Laporan Unit 42 Attack Surface
Threat Report 2023 mengungkapkan bahwa penjahat dunia maya mengeksploitasi
sejumlah kerentanan baru dalam beberapa jam setelah diumumkan ke publik.
Ditemukan juga fakta bahwa sejumlah organisasi turut merasa kesulitan untuk
menghalau potensi serangan yang muncul dengan kecepatan dan skala yang tepat,
demi memerangi otomatisasi pelaku ancaman.
Sebagian besar risiko ancaman keamanan yang ditemukan di lingkup layanan cloud
mencapai 80%, berbanding jauh dengan ancaman yang terjadi di lingkup on-premise
(hanya sebesar 19%).
Infrastruktur IT berbasis cloud selalu terus berkembang, mengalami tingkat
perubahan lebih dari 20% pada setiap industri, setiap bulannya.

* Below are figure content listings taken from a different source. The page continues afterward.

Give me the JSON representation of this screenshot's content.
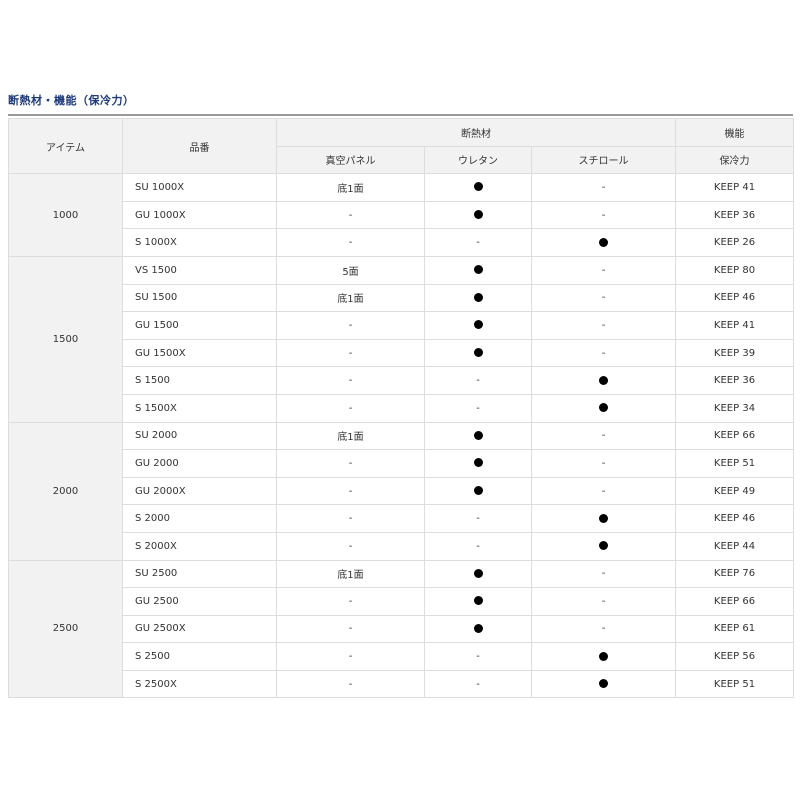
{
  "title": "断熱材・機能（保冷力）",
  "headers": {
    "item": "アイテム",
    "code": "品番",
    "insulation": "断熱材",
    "function": "機能",
    "vacuum": "真空パネル",
    "urethane": "ウレタン",
    "styrofoam": "スチロール",
    "keep": "保冷力"
  },
  "groups": [
    {
      "item": "1000",
      "rows": [
        {
          "code": "SU 1000X",
          "vacuum": "底1面",
          "urethane": "●",
          "styrofoam": "-",
          "keep": "KEEP 41"
        },
        {
          "code": "GU 1000X",
          "vacuum": "-",
          "urethane": "●",
          "styrofoam": "-",
          "keep": "KEEP 36"
        },
        {
          "code": "S 1000X",
          "vacuum": "-",
          "urethane": "-",
          "styrofoam": "●",
          "keep": "KEEP 26"
        }
      ]
    },
    {
      "item": "1500",
      "rows": [
        {
          "code": "VS 1500",
          "vacuum": "5面",
          "urethane": "●",
          "styrofoam": "-",
          "keep": "KEEP 80"
        },
        {
          "code": "SU 1500",
          "vacuum": "底1面",
          "urethane": "●",
          "styrofoam": "-",
          "keep": "KEEP 46"
        },
        {
          "code": "GU 1500",
          "vacuum": "-",
          "urethane": "●",
          "styrofoam": "-",
          "keep": "KEEP 41"
        },
        {
          "code": "GU 1500X",
          "vacuum": "-",
          "urethane": "●",
          "styrofoam": "-",
          "keep": "KEEP 39"
        },
        {
          "code": "S 1500",
          "vacuum": "-",
          "urethane": "-",
          "styrofoam": "●",
          "keep": "KEEP 36"
        },
        {
          "code": "S 1500X",
          "vacuum": "-",
          "urethane": "-",
          "styrofoam": "●",
          "keep": "KEEP 34"
        }
      ]
    },
    {
      "item": "2000",
      "rows": [
        {
          "code": "SU 2000",
          "vacuum": "底1面",
          "urethane": "●",
          "styrofoam": "-",
          "keep": "KEEP 66"
        },
        {
          "code": "GU 2000",
          "vacuum": "-",
          "urethane": "●",
          "styrofoam": "-",
          "keep": "KEEP 51"
        },
        {
          "code": "GU 2000X",
          "vacuum": "-",
          "urethane": "●",
          "styrofoam": "-",
          "keep": "KEEP 49"
        },
        {
          "code": "S 2000",
          "vacuum": "-",
          "urethane": "-",
          "styrofoam": "●",
          "keep": "KEEP 46"
        },
        {
          "code": "S 2000X",
          "vacuum": "-",
          "urethane": "-",
          "styrofoam": "●",
          "keep": "KEEP 44"
        }
      ]
    },
    {
      "item": "2500",
      "rows": [
        {
          "code": "SU 2500",
          "vacuum": "底1面",
          "urethane": "●",
          "styrofoam": "-",
          "keep": "KEEP 76"
        },
        {
          "code": "GU 2500",
          "vacuum": "-",
          "urethane": "●",
          "styrofoam": "-",
          "keep": "KEEP 66"
        },
        {
          "code": "GU 2500X",
          "vacuum": "-",
          "urethane": "●",
          "styrofoam": "-",
          "keep": "KEEP 61"
        },
        {
          "code": "S 2500",
          "vacuum": "-",
          "urethane": "-",
          "styrofoam": "●",
          "keep": "KEEP 56"
        },
        {
          "code": "S 2500X",
          "vacuum": "-",
          "urethane": "-",
          "styrofoam": "●",
          "keep": "KEEP 51"
        }
      ]
    }
  ]
}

Bagi sebagian besar organisasi, terdapat lebih dari 45% ancaman berisiko tinggi
berbasis cloud setiap bulannya, yang disebabkan oleh adanya perubahan
terus-menerus pada layanan berbasis cloud yang baru beroperasi secara online
dan perubahan pada model layanan lama.
Lebih dari 75% paparan ancaman terhadap infrastruktur sofrware development yang
dapat diakses oleh umum ditemukan di cloud.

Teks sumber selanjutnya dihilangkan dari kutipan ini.